While we appreciated room décor, which was lovely, what was most important to us was the comfort of the bed. The astonishing thing about most travel guides is that they typically fail to rate the beds, as if most people would be happy with whatever was offered, while we have found big differences. The Jefferson mattress was handcrafted and could be ordered from the gift shop, along with its extra comforter and the exceptional pillows (half feather, half down; hypoallergenic available). The sheets were 400-thread count Egyptian cotton. There was a padded bench at the end of the bed for convenience while dressing.
The next morning we looked out the windows for the first time (which we wanted to open for fresh air, but could not, the norm for hotels these days; fortunately, the air conditioning and heating controls were easy to operate). The view of the modern city was nice.
That night, we went to the Jefferson’s fine dining restaurant, Lemaire, which received the 2017 AAA Four Diamond award. We spoke with Patrick Willis, executive chef, who worked his way up the kitchen ranks for a decade before his appointment nearly two years earlier. He wanted to make the restaurant a destination for locally-sourced New American Cuisine and talked enthusiastically about the farmers who work with him to provide fresh and unique items. Our main dish was the Saffron Acquerello Risotto with oyster mushrooms, roasted garlic, pea tendrils, and spiced gastrique.
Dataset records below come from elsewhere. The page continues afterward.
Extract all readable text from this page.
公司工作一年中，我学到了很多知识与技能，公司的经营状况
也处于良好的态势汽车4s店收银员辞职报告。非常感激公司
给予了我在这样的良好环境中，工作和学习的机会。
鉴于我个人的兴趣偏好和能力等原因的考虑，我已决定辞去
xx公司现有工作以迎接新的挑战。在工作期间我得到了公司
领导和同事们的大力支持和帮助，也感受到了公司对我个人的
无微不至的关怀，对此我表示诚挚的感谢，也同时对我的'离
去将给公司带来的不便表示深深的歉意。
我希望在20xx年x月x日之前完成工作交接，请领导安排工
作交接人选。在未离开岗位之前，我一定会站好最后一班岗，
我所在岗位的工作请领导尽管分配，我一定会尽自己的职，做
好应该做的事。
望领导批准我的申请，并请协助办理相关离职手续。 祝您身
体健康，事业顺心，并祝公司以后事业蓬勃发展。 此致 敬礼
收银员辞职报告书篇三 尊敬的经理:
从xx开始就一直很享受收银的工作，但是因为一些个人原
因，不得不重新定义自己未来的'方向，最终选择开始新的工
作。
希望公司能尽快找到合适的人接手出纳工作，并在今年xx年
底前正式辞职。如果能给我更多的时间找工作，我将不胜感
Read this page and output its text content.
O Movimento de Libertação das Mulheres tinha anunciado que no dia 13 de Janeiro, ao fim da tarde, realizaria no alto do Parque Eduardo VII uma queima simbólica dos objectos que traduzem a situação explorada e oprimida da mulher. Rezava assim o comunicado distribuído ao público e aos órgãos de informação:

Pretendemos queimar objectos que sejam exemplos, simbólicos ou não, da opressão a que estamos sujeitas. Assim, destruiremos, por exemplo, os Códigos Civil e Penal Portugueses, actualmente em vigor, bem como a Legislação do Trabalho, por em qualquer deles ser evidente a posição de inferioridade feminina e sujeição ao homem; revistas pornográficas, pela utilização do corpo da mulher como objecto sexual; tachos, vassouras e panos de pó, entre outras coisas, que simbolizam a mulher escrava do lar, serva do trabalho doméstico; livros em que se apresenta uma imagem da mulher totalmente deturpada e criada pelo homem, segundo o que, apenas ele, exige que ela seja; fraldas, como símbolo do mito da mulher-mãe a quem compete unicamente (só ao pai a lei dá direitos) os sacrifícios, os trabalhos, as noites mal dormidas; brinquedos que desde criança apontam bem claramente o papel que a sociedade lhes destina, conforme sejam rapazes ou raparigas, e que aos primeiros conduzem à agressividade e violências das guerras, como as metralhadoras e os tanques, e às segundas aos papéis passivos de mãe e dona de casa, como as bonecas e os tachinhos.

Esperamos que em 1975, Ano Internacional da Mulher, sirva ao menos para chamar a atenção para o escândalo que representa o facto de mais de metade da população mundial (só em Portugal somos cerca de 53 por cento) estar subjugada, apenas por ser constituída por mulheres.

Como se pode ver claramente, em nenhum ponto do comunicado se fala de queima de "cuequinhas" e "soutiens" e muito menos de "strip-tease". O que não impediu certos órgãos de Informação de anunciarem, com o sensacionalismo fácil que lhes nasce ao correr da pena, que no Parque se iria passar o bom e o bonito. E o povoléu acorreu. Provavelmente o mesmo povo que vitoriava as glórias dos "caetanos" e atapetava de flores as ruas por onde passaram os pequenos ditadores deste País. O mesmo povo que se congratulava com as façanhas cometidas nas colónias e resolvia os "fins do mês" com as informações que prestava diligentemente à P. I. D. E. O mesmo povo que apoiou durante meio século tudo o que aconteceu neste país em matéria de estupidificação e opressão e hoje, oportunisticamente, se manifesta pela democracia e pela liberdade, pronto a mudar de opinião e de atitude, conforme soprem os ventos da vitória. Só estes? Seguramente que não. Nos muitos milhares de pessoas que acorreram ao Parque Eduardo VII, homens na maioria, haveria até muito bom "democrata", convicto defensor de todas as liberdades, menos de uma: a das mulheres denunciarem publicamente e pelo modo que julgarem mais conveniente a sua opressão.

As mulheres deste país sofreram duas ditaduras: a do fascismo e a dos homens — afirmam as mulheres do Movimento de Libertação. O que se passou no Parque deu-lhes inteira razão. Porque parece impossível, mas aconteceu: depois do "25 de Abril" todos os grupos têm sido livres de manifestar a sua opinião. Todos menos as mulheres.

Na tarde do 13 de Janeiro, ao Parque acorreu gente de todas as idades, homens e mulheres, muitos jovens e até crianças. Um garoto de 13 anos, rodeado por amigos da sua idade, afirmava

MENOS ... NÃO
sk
We tried the Manakintowne Specialty Growers Fresh Cut Lettuces, with cherry tomatoes, English cucumbers, shaved radish, pecorino, and red quinoa. We also sampled Whole Roasted Romanesco Cauliflower (petite kale, semi-dried tomatoes, pearl onions, hard-boiled egg, and black truffle vinaigrette). Portions were small, as we expect from Nouvelle Cuisine. For dessert we enjoyed the Pecan Pie Bread Pudding and Butterscotch Bourbon Anglaise.
Facilities In addition to the two restaurants, The Jefferson had a spa (independently operated) and a swimming pool. A 3,000 square-foot fitness center was open round the clock. It had cardio exercise equipment with personal flat screen televisions, weight training machines and free weights, as well as massage therapy rooms, showers, and restrooms not open to the public.
Pool The indoor pool was 15 feet by 18 feet, five feet at the deepest end and three feet at the shallowest.
Other In 2017, the American Automobile Association (AAA) bestowed The Jefferson its coveted Five Diamond Award, which emphasizes outstanding service compared with elite hotels and restaurants worldwide. The Forbes Travel Guide (formerly Mobil) also awarded it Five Stars, making the Jefferson one of only 51 properties in the United States to receive both.
Date of Review April 2017
Photos and Article by Scott S. Smith
Service Our room was serviced twice daily. All staff we interacted with were self-assured and well-informed. During our stay we met Jennifer Crisp, who had been with the Jefferson for two decades (many of the staff, had served for many years, a rarity in the hospitality industry, which has an annual turnover rate of 72 percent, according to one source).